MuleSoft considère que l’usage de cette syntaxe permet de simplifier la réutilisation de ces flux multiagents. Le Visualizer cartographie l’ensemble des réseaux, leur rôle, les liens avec les systèmes sous-jacents et le ou les LLM qui les propulsent.
La Flex Gateway (basée sur Envoy) fait le lien avec les agents externes. Elle permet de guider le comportement des agents IA et d’empêcher la transmission de certaines données sensibles, comme des mots de passe ou des numéros de sécurité sociale. Bien configurée, elle « réduit les hallucinations », selon Kiet Yap. Il est également possible d’ajouter des règles de gouvernance à travers le fichier YAML qui définit un réseau d’agents.

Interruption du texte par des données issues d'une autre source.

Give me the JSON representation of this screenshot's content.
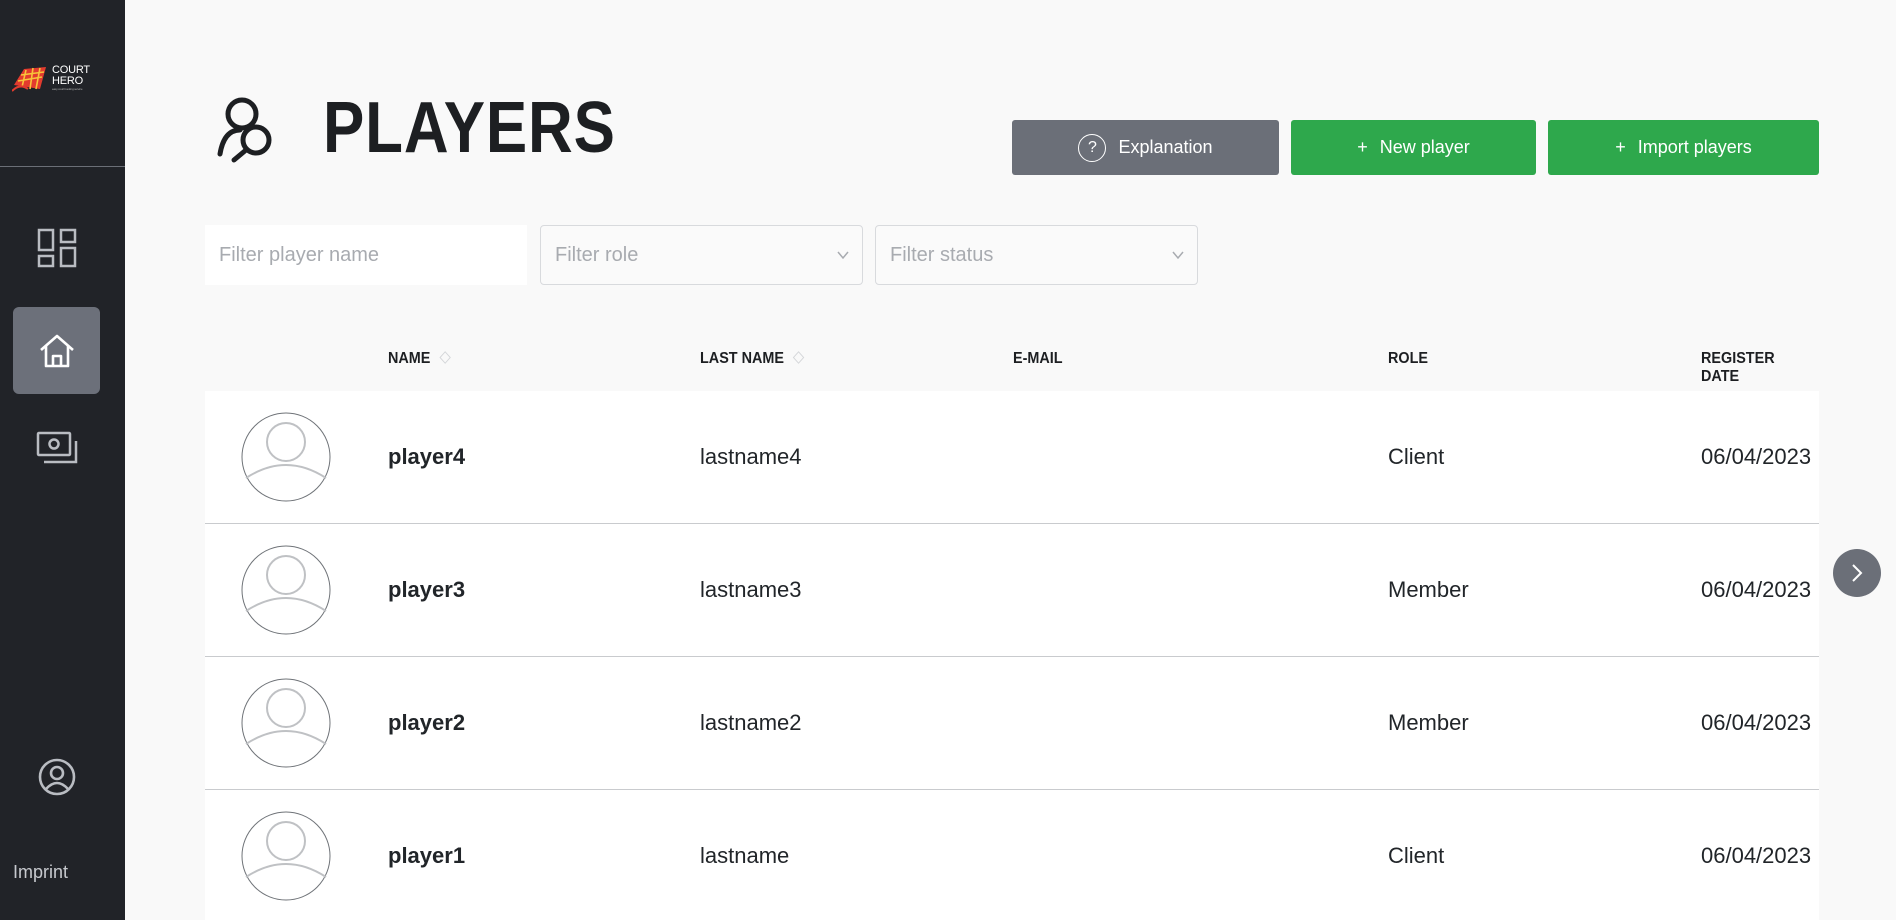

Mais la passerelle a un autre rôle : collecter les logs, les traces et les métriques au sein des réseaux d’agents. Ces données de supervision et d’audit peuvent être retrouvées dans Anypoint Monitoring.
Pour l’instant, les réseaux d’agents sont uniquement compatibles avec les API d’Azure OpenAI et d’OpenAI. Les LLM doivent être capables de fournir une réponse structurée dans un fichier JSON.
Faire avec des protocoles balbutiants
Agent Fabric prend en charge la version 0.3 d’A2A, mais pas les fonctionnalités d’historicisation des tâches, de configuration des notifications Push et de Streaming du protocole. « A2A est un protocole aussi jeune que MCP, mais qui est conceptuellement plus complexe », analyse Kiet Yap.
À l’inverse, MCP peut être considéré comme le « système nerveux qui manque au LLM pour mettre en action ses plans », comprend l’architecte. « MCP a permis de combler ce fossé très rapidement. Le souci, c’est la sécurité très limitée dans la mesure où le protocole ne formalise pas complètement la notion de propagation d’identités », nuance-t-il.
La Flex Gateway permet d’appliquer des logiques de moindre privilège et jouer de la jonction de l’authentifiant d’un utilisateur avec des autorisations pour exécuter les LLM, les agents IA et les outils MCP. Reste que de nouveaux types de menaces apparaissent qu’il faudra prendre en compte.
Salesforce croit proposer là une solution qui se distingue d’AI Control Tower et d’AI Agent Fabric de ServiceNow. De fait, avec Agent Fabric, l’acteur concurrent ne prend pas encore en charge A2A et se limite pour l’instant à la prise en charge des serveurs MCP distants. La gouvernance des agents IA est séparée de l’orchestration multiflux.
Les capacités de Flex Gateway ressemblent à celles offertes par Solo.io à travers le projet open source Agentgateway, également compatible avec A2A et MCP. Agentgateway permet aussi d’appliquer des règles de sécurité de configuration réseau.
L’automatisation traditionnelle conserve sa place
Reste une grande inconnue. Kiet Yap et Lila Dorato n’ont pas su renseigner le prix de la solution. Une chose est sûre : MuleSoft continuera de proposer ses outils et processus d’intégration aux clients. « Certains processus sont très déterministes. Il n’est donc pas nécessaire d’impliquer des agents IA. Et dans ce cadre, nous savons estimer précisément les besoins », affirme l’architecte.
« Dans le cadre d’un appel d’offres, nous avons toujours une phase de sizing. Je pense que nous pourrons aider les clients à déterminer la meilleure solution entre l’automatisation traditionnelle et agentique », conclut Lila Dorato.